Reich E E, Zackert W E, Brame C J, Chen Y, Roberts L J, Hachey D L, Montine T J, Morrow J D
Department of Pharmacology, Vanderbilt University School of Medicine, Nashville, Tennessee 37232-6602, USA.
Biochemistry. 2000 Mar 7;39(9):2376-83. doi: 10.1021/bi992000l.
Free radical-mediated oxidant injury and lipid peroxidation have been implicated in a number of neural disorders. We have reported that bioactive prostaglandin D2/E2-like compounds, termed D2/E2-isoprostanes, are produced in vivo by the free radical-catalyzed peroxidation of arachidonic acid. Docosahexaenoic acid, in contrast to arachidonic acid, is the most abundant unsaturated fatty acid in brain. We therefore questioned whether D/E-isoprostane-like compounds (D4/E4-neuroprostanes) are formed from the oxidation of docosahexaenoic acid. Levels of putative D4/E4-neuroprostanes increased 380-fold after oxidation of docosahexaenoic acid in vitro from 15.2 +/- 6.3 to 5773 +/- 1024 ng/mg of docosahexaenoic acid. Subsequently, chemical approaches and liquid chromatography electrospray ionization tandem mass spectrometry definitively identified these compounds as D4/E4-neuroprostanes. We then explored the formation of D4/E4-neuroprostanes from a biological source, rat brain synaptosomes.

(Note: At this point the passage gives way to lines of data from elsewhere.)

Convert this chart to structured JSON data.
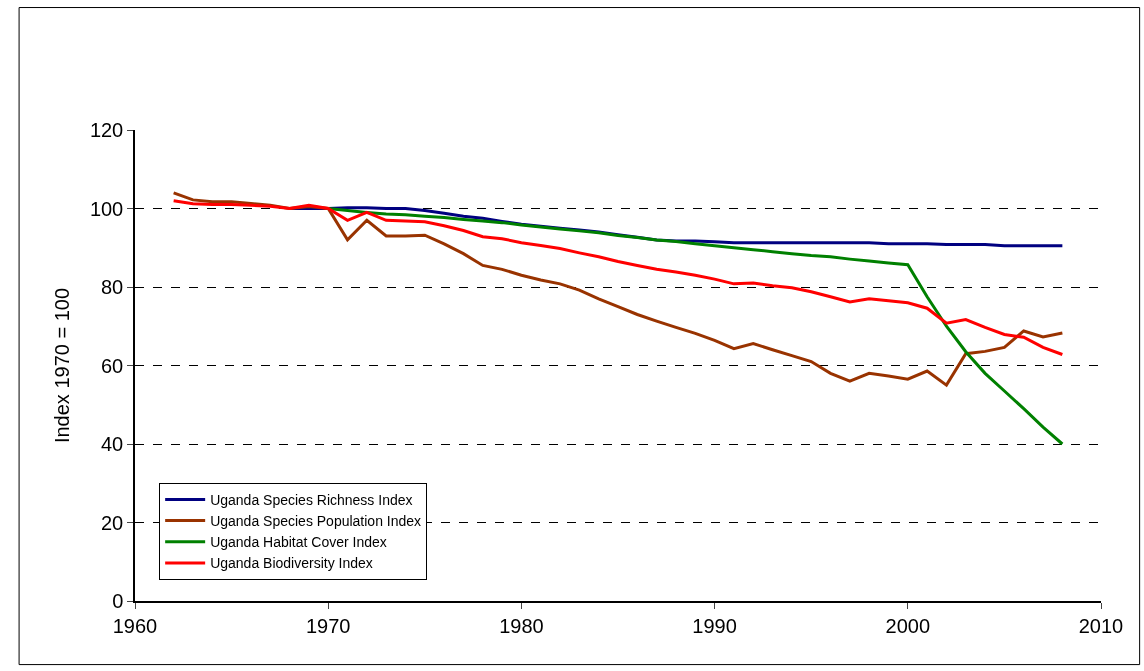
{
  "chart_data": {
    "type": "line",
    "ylabel": "Index 1970 = 100",
    "xlim": [
      1960,
      2010
    ],
    "xticks": [
      1960,
      1970,
      1980,
      1990,
      2000,
      2010
    ],
    "ylim": [
      0,
      120
    ],
    "yticks": [
      0,
      20,
      40,
      60,
      80,
      100,
      120
    ],
    "grid": "y",
    "legend": "bottom left",
    "marker": "none",
    "line_style": "solid",
    "series": [
      {
        "name": "Uganda Species Richness Index",
        "color": "#000080",
        "x": [
          1968,
          1969,
          1970,
          1971,
          1972,
          1973,
          1974,
          1975,
          1976,
          1977,
          1978,
          1979,
          1980,
          1981,
          1982,
          1983,
          1984,
          1985,
          1986,
          1987,
          1988,
          1989,
          1990,
          1991,
          1992,
          1993,
          1994,
          1995,
          1996,
          1997,
          1998,
          1999,
          2000,
          2001,
          2002,
          2003,
          2004,
          2005,
          2006,
          2007,
          2008
        ],
        "values": [
          100,
          100,
          100,
          100.2,
          100.2,
          100,
          100,
          99.5,
          98.8,
          98,
          97.5,
          96.7,
          96,
          95.5,
          95,
          94.5,
          94,
          93.3,
          92.7,
          92,
          91.7,
          91.7,
          91.5,
          91.3,
          91.3,
          91.3,
          91.3,
          91.3,
          91.3,
          91.3,
          91.3,
          91,
          91,
          91,
          90.8,
          90.8,
          90.8,
          90.5,
          90.5,
          90.5,
          90.5
        ]
      },
      {
        "name": "Uganda Species Population Index",
        "color": "#993300",
        "x": [
          1962,
          1963,
          1964,
          1965,
          1966,
          1967,
          1968,
          1969,
          1970,
          1971,
          1972,
          1973,
          1974,
          1975,
          1976,
          1977,
          1978,
          1979,
          1980,
          1981,
          1982,
          1983,
          1984,
          1985,
          1986,
          1987,
          1988,
          1989,
          1990,
          1991,
          1992,
          1993,
          1994,
          1995,
          1996,
          1997,
          1998,
          1999,
          2000,
          2001,
          2002,
          2003,
          2004,
          2005,
          2006,
          2007,
          2008
        ],
        "values": [
          104,
          102.2,
          101.7,
          101.7,
          101.3,
          100.8,
          100,
          100.5,
          100,
          92,
          97,
          93,
          93,
          93.2,
          91,
          88.5,
          85.5,
          84.5,
          83,
          81.8,
          80.8,
          79.2,
          77,
          75,
          73,
          71.3,
          69.7,
          68.2,
          66.4,
          64.3,
          65.6,
          64,
          62.5,
          61,
          58,
          56,
          58,
          57.3,
          56.5,
          58.6,
          55,
          63,
          63.6,
          64.6,
          68.8,
          67.3,
          68.3
        ]
      },
      {
        "name": "Uganda Habitat Cover Index",
        "color": "#008000",
        "x": [
          1970,
          1971,
          1972,
          1973,
          1974,
          1975,
          1976,
          1977,
          1978,
          1979,
          1980,
          1981,
          1982,
          1983,
          1984,
          1985,
          1986,
          1987,
          1988,
          1989,
          1990,
          1991,
          1992,
          1993,
          1994,
          1995,
          1996,
          1997,
          1998,
          1999,
          2000,
          2001,
          2002,
          2003,
          2004,
          2005,
          2006,
          2007,
          2008
        ],
        "values": [
          100,
          99.5,
          99,
          98.6,
          98.4,
          98,
          97.7,
          97.2,
          96.8,
          96.4,
          95.8,
          95.3,
          94.8,
          94.3,
          93.8,
          93.1,
          92.6,
          92,
          91.6,
          91,
          90.5,
          90,
          89.5,
          89,
          88.5,
          88,
          87.7,
          87.1,
          86.6,
          86.1,
          85.7,
          77.5,
          70,
          63.5,
          58,
          53.5,
          49,
          44.3,
          40
        ]
      },
      {
        "name": "Uganda Biodiversity Index",
        "color": "#ff0000",
        "x": [
          1962,
          1963,
          1964,
          1965,
          1966,
          1967,
          1968,
          1969,
          1970,
          1971,
          1972,
          1973,
          1974,
          1975,
          1976,
          1977,
          1978,
          1979,
          1980,
          1981,
          1982,
          1983,
          1984,
          1985,
          1986,
          1987,
          1988,
          1989,
          1990,
          1991,
          1992,
          1993,
          1994,
          1995,
          1996,
          1997,
          1998,
          1999,
          2000,
          2001,
          2002,
          2003,
          2004,
          2005,
          2006,
          2007,
          2008
        ],
        "values": [
          102,
          101.2,
          101,
          101,
          100.8,
          100.6,
          100,
          100.8,
          100,
          97,
          99,
          97,
          96.8,
          96.6,
          95.6,
          94.4,
          92.8,
          92.3,
          91.3,
          90.6,
          89.8,
          88.7,
          87.7,
          86.5,
          85.5,
          84.5,
          83.8,
          83,
          82,
          80.8,
          81,
          80.3,
          79.8,
          78.8,
          77.5,
          76.2,
          77,
          76.5,
          76,
          74.6,
          70.8,
          71.7,
          69.7,
          67.9,
          67.2,
          64.6,
          62.8
        ]
      }
    ]
  }
}
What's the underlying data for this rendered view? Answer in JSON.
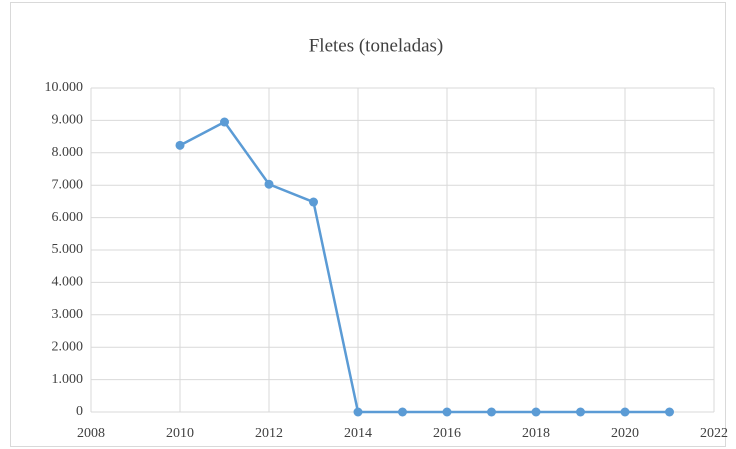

Basal levels of D4/E4-neuroprostanes were 3.8 +/- 0.6 ng/mg of protein and increased 54-fold after oxidation (n = 4). We also detected these compounds in fresh brain tissue from rats at levels of 12.1 +/- 2.4 ng/g of brain tissue (n = 3) and in human brain tissue at levels of 9.2 +/- 4.1 ng/g of brain tissue (n = 4). Thus, these studies have identified novel D/E-ring isoprostane-like compounds that are derived from docosahexaenoic acid and that are formed in brain in vivo. The fact that they are readily detectable suggests that ongoing oxidative stress is present in the central nervous system of humans and animals. Further, identification of these compounds provides a rationale for examining their role in neurological disorders associated with oxidant stress.
自由基介导的氧化损伤和脂质过氧化与多种神经疾病有关。我们曾报道,生物活性前列腺素D2/E2样化合物,即D2/E2-异前列腺素,是体内花生四烯酸自由基催化过氧化反应的产物。与花生四烯酸不同,二十二碳六烯酸是大脑中含量最丰富的不饱和脂肪酸。因此,我们质疑是否会由二十二碳六烯酸氧化形成D/E-异前列腺素样化合物(D4/E4-神经前列腺素)。体外将二十二碳六烯酸氧化后,假定的D4/E4-神经前列腺素水平从15.2±6.3 ng/mg二十二碳六烯酸增加到5773±1024 ng/mg二十二碳六烯酸,增长了380倍。随后,通过化学方法和液相色谱电喷雾电离串联质谱法明确鉴定出这些化合物为D4/E4-神经前列腺素。接着,我们探究了大鼠脑突触体这一生物来源中D4/E4-神经前列腺素的形成。D4/E4-神经前列腺素的基础水平为3.8±0.6 ng/mg蛋白质,氧化后增加了54倍(n = 4)。我们还在大鼠新鲜脑组织中检测到这些化合物,含量为12.1±2.4 ng/g脑组织(n = 3),在人类脑组织中的含量为9.2±4.1 ng/g脑组织(n = 4)。因此,这些研究鉴定出了新型的D/E环异前列腺素样化合物,它们源自二十二碳六烯酸且在体内大脑中形成。它们易于检测这一事实表明,人类和动物的中枢神经系统中存在持续的氧化应激。此外,这些化合物的鉴定为研究它们在与氧化应激相关的神经疾病中的作用提供了理论依据。